Così è andato in scena un ministro Padoan prono ai diktat europei e di un Renzi fautore di un surplus di flessibilità. Il primo ha cercato l’appoggio preventivo alle misure approvate ieri dal CdM da parte di Dombrovskis, vicepresidente della Commissione europea e di Pierre Moscovici, commissario agli Affari economici. E lo ha ottenuto, come era prevedibile. Dal momento che o l’Italia accettava il capestro della manovrina aggiuntiva o si esponeva alle conseguenze delle procedure d’infrazione.
Ma la demagogia di Renzi non poteva spingersi fino a questo punto. Se non altro perché si sarebbe ripercosso sul dopo. Perché la vera partita non si gioca ora sul Def quanto sul Nadef di autunno, ovvero, al di là della cacofonia degli acronimi, sulla Nota di aggiornamento del documento di politica economico finanziaria. Il governo è atteso al varco delle cosiddette clausole di salvaguardia, pari a 19,5 miliardi di gettito annuo derivante dall’incremento dell’Iva dal 10 al 13% e dal 22 al 25%. Una mazzata per i consumi, per chi ha redditi più bassi e per l’economia nel suo complesso. Il tutto tra settembre e ottobre. E il governo spera che per allora si concluda l’istruttoria avviata a livello europeo per la revisione dei criteri che determinano il valore del deficit strutturale.
Intanto Padoan ha maggiorato di un decimale la previsione di crescita, dall’1 al 1,1%, ma in compenso ha ridimensionato quelle relative agli anni a seguire. Per il 2018 dall’1,3 all’1%, per il 2019 dall’1,2 all’1%. La colpa sarebbe di una politica fiscale particolarmente stringente, che “fa parte degli accordi europei” che né il governo né il Pd, al di là delle sceneggiate, hanno alcuna intenzione di modificare.

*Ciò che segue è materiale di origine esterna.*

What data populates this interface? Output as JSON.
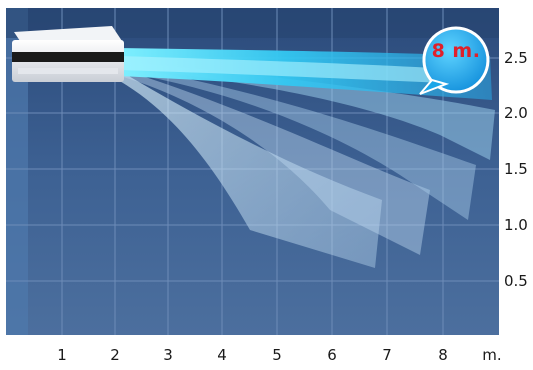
{
  "badge_text": "8 m.",
  "x_ticks": [
    "1",
    "2",
    "3",
    "4",
    "5",
    "6",
    "7",
    "8"
  ],
  "x_unit": "m.",
  "y_ticks": [
    "2.5",
    "2.0",
    "1.5",
    "1.0",
    "0.5"
  ],
  "colors": {
    "background": "#3c5f90",
    "grid": "#6d8cb8",
    "air_stream": "#3fd0f6",
    "badge": "#1ba6e8",
    "badge_text": "#e0202a"
  },
  "icons": [
    "air-conditioner-unit-icon",
    "air-flow-icon"
  ]
}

E quest’anno si dovrà decidere se integrare o meno il Fiscal compact nell’ordinamento Ue. Il Pd – in coerenza con il suo fanatismo rigorista che lo spinse alla costituzionalizzazione del pareggio di bilancio – nel febbraio scorso ha già votato nel parlamento europeo per farlo. Il che pregiudicherebbe le politiche di bilancio per i prossimi venti anni, vista l’elevata differenza del nostro debito dall’obbiettivo del 60%, livello al quale si vorrebbe ridurlo.
La follia sta per diventare realtà, se non si svilupperà una coerente opposizione di popoli e paesi.
Nella conferenza stampa Padoan ha celebrato le politiche di “benessere e di inclusione sociale”. Non si vede quali, a meno che non intendesse i bonus che hanno fatto la fine a tutti nota. E’ impossibile praticare simili politiche senza un rilancio degli investimenti. E quelli pubblici dovrebbero trainare quelli privati. Ovviamente bisogna intervenire nelle zone terremotate – su cui si costruiscono contenziosi con la Ue – ma il tema degli investimenti è ben altro.
Gli investimenti in Italia sono al di sotto dei livelli pre-crisi del 2008 (-28%). La componente pubblica degli stessi è in picchiata: dal 2009 un 35% in meno. Eppure l’ effetto moltiplicatore di buoni investimenti pubblici è più del doppio di quello che si ottiene con trasferimenti e detassazioni. Un investimento pubblico partito in deficit, in settori innovativi, che fanno bene all’ambiente e all’occupazione, in un biennio può autofinanziarsi, grazie all’effetto espansivo. Se si vuole benessere e inclusione di questo bisognerebbe parlare e decidere. Ma ci vorrebbe un’altra classe politica. Non un governo fotocopia.